Since the outbreak, the People's Bank of China has instructed the Interbank Market Dealers Association to quickly establish a "green channel" for bond registration and issuance, which facilitates the issuance of corporate bonds, and adopts a variety of means to resolve possible default risks in advance.

In February, the total size of bonds issued by enterprises was 750 billion.

Foreign exchange market: RMB to USD exchange rate is expected to fluctuate around 7: 1

Chen Yulu: Recently affected by the international epidemic, there have been relatively large fluctuations in the international foreign exchange market, and the RMB exchange rate has remained basically stable at a reasonable and balanced level.

It is expected that the exchange rate of RMB against the US dollar will fluctuate around 7: 1 in the future, with depreciation and appreciation, and will continue to float in both directions. The foreign exchange market will run smoothly and the exchange rate expectations will be stable.

Xuan Changneng: On March 12, the People's Bank of China and the Foreign Exchange Bureau jointly issued a document to increase the macro-prudential adjustment parameter from 1 to 1.25, further expanding the space for borrowing foreign debts, and reducing the financing costs of physical enterprises. According to preliminary estimates, this adjustment can support companies in generating tens of billions of dollars in financing scale.

At present, the scale and structure of China's foreign debt are reasonable, and the overall risk of foreign debt is controllable. The scale of corporate borrowings from overseas banks, affiliated companies, etc. is not large, and the proportion of total foreign debts is not high. Increasing macro-prudential adjustment parameters will not cause a large increase in the size of external debts.

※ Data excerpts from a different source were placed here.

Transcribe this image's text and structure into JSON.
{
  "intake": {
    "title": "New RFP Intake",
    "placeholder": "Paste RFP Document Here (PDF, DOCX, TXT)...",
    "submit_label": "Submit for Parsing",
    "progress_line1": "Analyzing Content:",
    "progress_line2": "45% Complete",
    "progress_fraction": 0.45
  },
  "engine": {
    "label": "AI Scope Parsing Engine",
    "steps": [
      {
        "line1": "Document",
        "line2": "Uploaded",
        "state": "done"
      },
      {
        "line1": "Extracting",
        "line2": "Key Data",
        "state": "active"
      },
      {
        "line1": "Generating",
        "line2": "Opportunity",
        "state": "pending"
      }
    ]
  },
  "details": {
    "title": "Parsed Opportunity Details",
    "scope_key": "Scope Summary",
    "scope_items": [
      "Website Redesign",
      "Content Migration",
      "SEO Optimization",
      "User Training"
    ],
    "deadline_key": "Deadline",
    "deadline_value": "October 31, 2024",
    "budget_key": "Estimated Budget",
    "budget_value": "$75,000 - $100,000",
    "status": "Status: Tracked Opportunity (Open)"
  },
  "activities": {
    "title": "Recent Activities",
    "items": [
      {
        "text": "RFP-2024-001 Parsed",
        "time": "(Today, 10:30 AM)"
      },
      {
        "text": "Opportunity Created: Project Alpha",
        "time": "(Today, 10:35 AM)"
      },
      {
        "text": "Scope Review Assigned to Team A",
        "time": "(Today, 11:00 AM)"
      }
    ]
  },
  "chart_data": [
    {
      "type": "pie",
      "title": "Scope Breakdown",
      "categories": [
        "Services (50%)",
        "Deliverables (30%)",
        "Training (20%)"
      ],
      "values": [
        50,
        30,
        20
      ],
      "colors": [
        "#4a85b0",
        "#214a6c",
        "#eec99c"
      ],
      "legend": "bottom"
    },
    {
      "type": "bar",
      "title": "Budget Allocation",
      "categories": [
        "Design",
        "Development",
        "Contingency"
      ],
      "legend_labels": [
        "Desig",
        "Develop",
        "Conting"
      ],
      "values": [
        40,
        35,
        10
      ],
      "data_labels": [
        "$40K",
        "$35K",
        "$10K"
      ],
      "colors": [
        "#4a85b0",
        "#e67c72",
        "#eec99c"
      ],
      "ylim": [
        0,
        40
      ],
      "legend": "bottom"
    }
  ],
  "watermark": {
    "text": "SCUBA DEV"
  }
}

Price: expected to fall quarter by quarter in the second, third and fourth quarters

Chen Yulu: The year-on-year increase in CPI in January-February this year has been driven by structural factors and has also added to the impact of the epidemic on supply. As the national economy resumes work and production in an orderly manner, production will gradually keep up, and the supply of goods is gradually improving. Therefore, the overall price situation will gradually ease, and it is expected that there will be a quarterly decline in the second, third, and fourth quarters.

The next stage of monetary policy: continue to advance LPR reform and guide the banking system to properly give benefits to the real economy

Chen Yulu: Mainly grasp five aspects:

First, grasp the intensity, rhythm and focus of monetary policy in stages, and always maintain a reasonable and adequate liquidity. In particular, it is necessary to achieve a basic match between the growth rate of M2 and social financing scale and the growth rate of nominal GDP, and it can be slightly higher.

The second is to give full play to the unique role of structural monetary policy, and guide financial institutions to increase credit support to core enterprises in the industrial chain, as well as small and medium-sized micro, private enterprises upstream and downstream.

The third is to give full play to the role of policy finance. Make good use of the special credit line of the 350 billion yuan policy bank to resume the work and resume production of small and micro enterprises and private enterprises at preferential interest rates, and the key areas of spring ploughing, live pig production, foreign trade, and especially the production of international supply chains Give strong credit support.

Fourth, it is necessary to increase support for small and medium-sized banks to replenish capital and issue financial bonds, and further enhance the overall willingness and ability of commercial banks to provide credit.

Fifth, we must continue to promote the reform of the quoted interest rate (LPR) in the loan market, so as to guide the real interest rate of loans to continue to fall. It is necessary to actively guide the banking system to properly give benefits to the real economy, so that "stable economy" and "stable finance" can achieve a win-win situation.